Hospitality startup Ethos is also teaming up with lodges and boutique hotels in remote locations to offer displaced workers “campus” style breaks to reconnect with colleagues.
Sanchez said the Catskills was at one point in the 19th century one of the most popular tourist destinations in the U.S. Towards the end of the last century, it began to lose out to low-cost flying, which brought the Caribbean that little bit closer. Today, it’s associated with second homes, weddings, and camps that cater to children in the summer and traditional corporate retreats in the fall.
Once Branches opens next year, Sanchez will target remote-first startups, and is already discussing how best to address the guests.
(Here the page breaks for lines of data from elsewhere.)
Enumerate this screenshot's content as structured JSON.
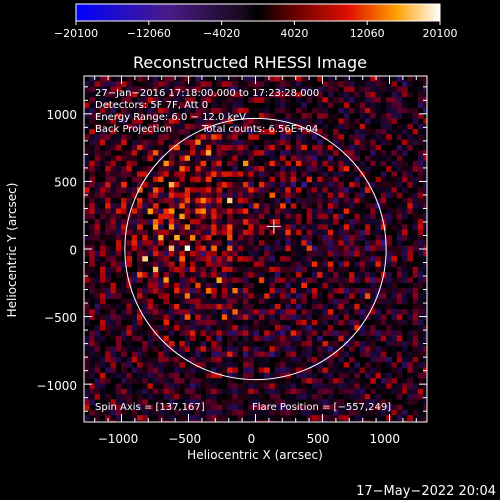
{
  "chart_data": {
    "type": "heatmap",
    "title": "Reconstructed RHESSI Image",
    "xlabel": "Heliocentric X (arcsec)",
    "ylabel": "Heliocentric Y (arcsec)",
    "xlim": [
      -1280,
      1280
    ],
    "ylim": [
      -1280,
      1280
    ],
    "xticks": [
      -1000,
      -500,
      0,
      500,
      1000
    ],
    "yticks": [
      -1000,
      -500,
      0,
      500,
      1000
    ],
    "xtick_labels": [
      "−1000",
      "−500",
      "0",
      "500",
      "1000"
    ],
    "ytick_labels": [
      "−1000",
      "−500",
      "0",
      "500",
      "1000"
    ],
    "colorbar": {
      "range": [
        -20100,
        20100
      ],
      "tick_values": [
        -20100,
        -12060,
        -4020,
        4020,
        12060,
        20100
      ],
      "tick_labels": [
        "−20100",
        "−12060",
        "−4020",
        "4020",
        "12060",
        "20100"
      ],
      "colormap": "blue-purple-red-yellow-white"
    },
    "annotations": [
      "27−Jan−2016 17:18:00.000 to 17:23:28.000",
      "Detectors: 5F 7F, Att 0",
      "Energy Range: 6.0 − 12.0 keV",
      "Back Projection"
    ],
    "total_counts_label": "Total counts: 6.56E+04",
    "spin_axis_label": "Spin Axis = [137,167]",
    "flare_position_label": "Flare Position = [−557,249]",
    "solar_disk_radius_arcsec": 975,
    "solar_disk_center": [
      0,
      0
    ],
    "spin_axis_marker": [
      137,
      167
    ],
    "grid": false
  },
  "footer": {
    "timestamp": "17−May−2022 20:04"
  },
  "colors": {
    "background": "#000000",
    "text": "#ffffff",
    "frame": "#ffffff"
  }
}
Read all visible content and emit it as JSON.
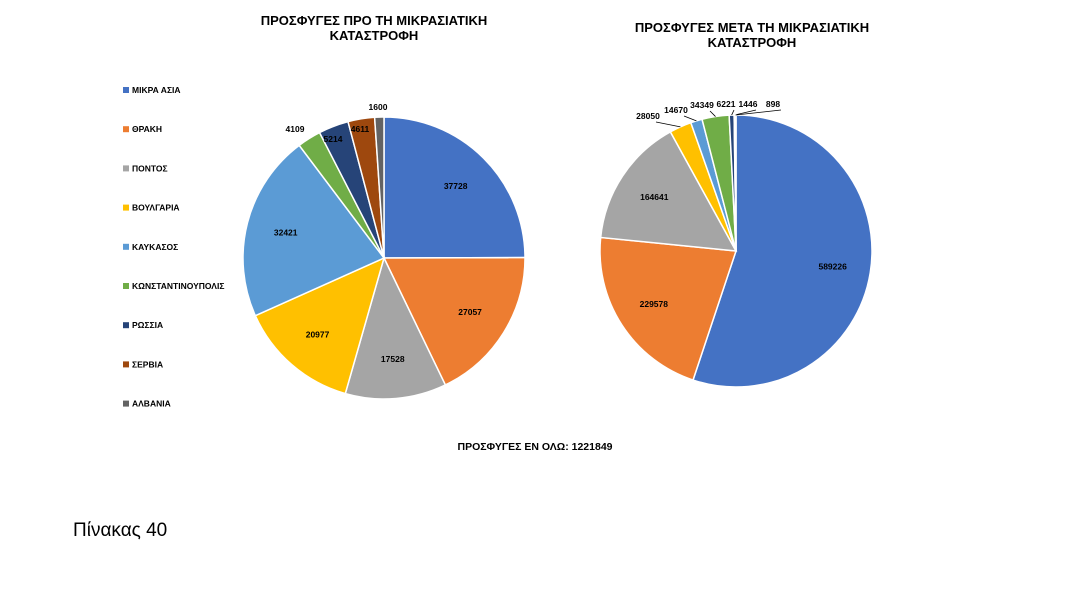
{
  "slide": {
    "total_label": "ΠΡΟΣΦΥΓΕΣ ΕΝ ΟΛΩ: 1221849",
    "caption": "Πίνακας 40"
  },
  "chart_data": [
    {
      "type": "pie",
      "title": "ΠΡΟΣΦΥΓΕΣ ΠΡΟ ΤΗ ΜΙΚΡΑΣΙΑΤΙΚΗ ΚΑΤΑΣΤΡΟΦΗ",
      "title_lines": [
        "ΠΡΟΣΦΥΓΕΣ ΠΡΟ ΤΗ ΜΙΚΡΑΣΙΑΤΙΚΗ",
        "ΚΑΤΑΣΤΡΟΦΗ"
      ],
      "legend_position": "left",
      "categories": [
        "ΜΙΚΡΑ ΑΣΙΑ",
        "ΘΡΑΚΗ",
        "ΠΟΝΤΟΣ",
        "ΒΟΥΛΓΑΡΙΑ",
        "ΚΑΥΚΑΣΟΣ",
        "ΚΩΝΣΤΑΝΤΙΝΟΥΠΟΛΙΣ",
        "ΡΩΣΣΙΑ",
        "ΣΕΡΒΙΑ",
        "ΑΛΒΑΝΙΑ"
      ],
      "values": [
        37728,
        27057,
        17528,
        20977,
        32421,
        4109,
        5214,
        4611,
        1600
      ],
      "colors": [
        "#4472C4",
        "#ED7D31",
        "#A5A5A5",
        "#FFC000",
        "#5B9BD5",
        "#70AD47",
        "#264478",
        "#9E480E",
        "#636363"
      ]
    },
    {
      "type": "pie",
      "title": "ΠΡΟΣΦΥΓΕΣ ΜΕΤΑ ΤΗ ΜΙΚΡΑΣΙΑΤΙΚΗ ΚΑΤΑΣΤΡΟΦΗ",
      "title_lines": [
        "ΠΡΟΣΦΥΓΕΣ ΜΕΤΑ ΤΗ ΜΙΚΡΑΣΙΑΤΙΚΗ",
        "ΚΑΤΑΣΤΡΟΦΗ"
      ],
      "categories": [
        "ΜΙΚΡΑ ΑΣΙΑ",
        "ΘΡΑΚΗ",
        "ΠΟΝΤΟΣ",
        "ΒΟΥΛΓΑΡΙΑ",
        "ΚΑΥΚΑΣΟΣ",
        "ΚΩΝΣΤΑΝΤΙΝΟΥΠΟΛΙΣ",
        "ΡΩΣΣΙΑ",
        "ΣΕΡΒΙΑ",
        "ΑΛΒΑΝΙΑ"
      ],
      "values": [
        589226,
        229578,
        164641,
        28050,
        14670,
        34349,
        6221,
        1446,
        898
      ],
      "colors": [
        "#4472C4",
        "#ED7D31",
        "#A5A5A5",
        "#FFC000",
        "#5B9BD5",
        "#70AD47",
        "#264478",
        "#9E480E",
        "#636363"
      ]
    }
  ]
}
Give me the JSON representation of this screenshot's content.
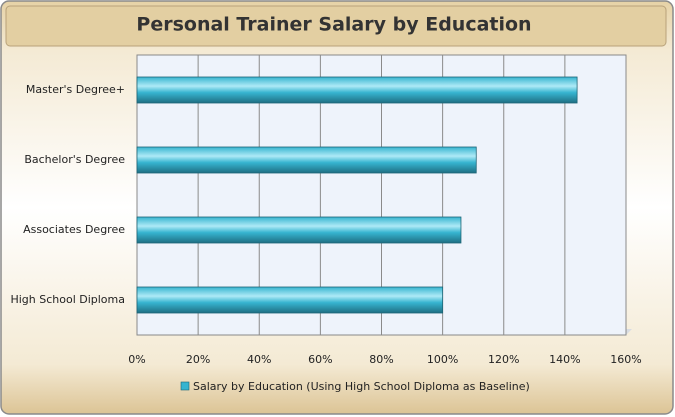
{
  "chart_data": {
    "type": "bar",
    "orientation": "horizontal",
    "title": "Personal Trainer Salary by Education",
    "categories": [
      "Master's Degree+",
      "Bachelor's Degree",
      "Associates Degree",
      "High School Diploma"
    ],
    "series": [
      {
        "name": "Salary by Education (Using High School Diploma as Baseline)",
        "color": "#36b4d0",
        "values": [
          144,
          111,
          106,
          100
        ]
      }
    ],
    "xlim": [
      0,
      160
    ],
    "xticks": [
      {
        "value": 0,
        "label": "0%"
      },
      {
        "value": 20,
        "label": "20%"
      },
      {
        "value": 40,
        "label": "40%"
      },
      {
        "value": 60,
        "label": "60%"
      },
      {
        "value": 80,
        "label": "80%"
      },
      {
        "value": 100,
        "label": "100%"
      },
      {
        "value": 120,
        "label": "120%"
      },
      {
        "value": 140,
        "label": "140%"
      },
      {
        "value": 160,
        "label": "160%"
      }
    ],
    "grid": true,
    "legend": "bottom"
  }
}
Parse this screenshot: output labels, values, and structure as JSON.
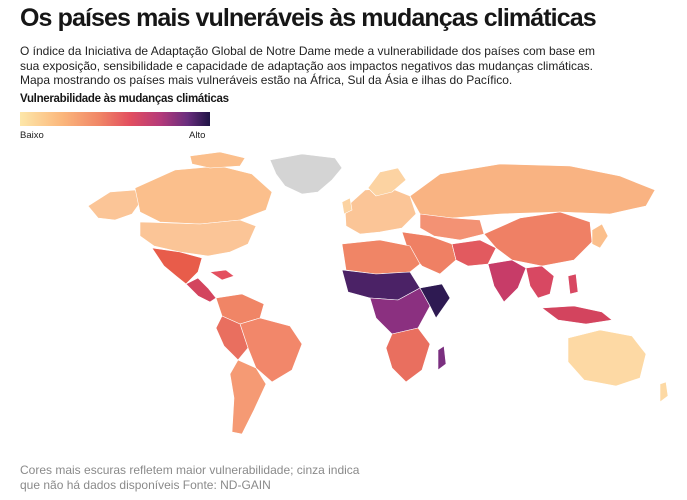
{
  "title": "Os países mais vulneráveis às mudanças climáticas",
  "description": {
    "line1": "O índice da Iniciativa de Adaptação Global de Notre Dame mede a vulnerabilidade dos países com base em",
    "line2": "sua exposição, sensibilidade e capacidade de adaptação aos impactos negativos das mudanças climáticas.",
    "line3": "Mapa mostrando os países mais vulneráveis estão na África, Sul da Ásia e ilhas do Pacífico."
  },
  "legend": {
    "title": "Vulnerabilidade às mudanças climáticas",
    "low_label": "Baixo",
    "high_label": "Alto",
    "colors": [
      "#fde7a9",
      "#fbb77c",
      "#f08566",
      "#e24e5f",
      "#b43a7a",
      "#6a2e7e",
      "#1f1446"
    ],
    "no_data_color": "#d4d4d4"
  },
  "note": {
    "line1": "Cores mais escuras refletem maior vulnerabilidade; cinza indica",
    "line2": "que não há dados disponíveis  Fonte: ND-GAIN"
  }
}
One theme will be around “guided productivity,” where a facilitator helps staff get into work mode. “You all turn off your phones, and jam on your work for three hours. You’re not checking your phone every five minutes,” Sanchez said.
One company proposed sending staff for a few days to practice client pitches.
“There’s going to be a convergence between the office and hospitality. The office is becoming more like a hotel, with amenity spaces. And hotels are becoming a little more like offices,” he added.
There’ll be a revival in corporate retreats in 2022, but once that pent-up demand is exhausted, they could look a lot different.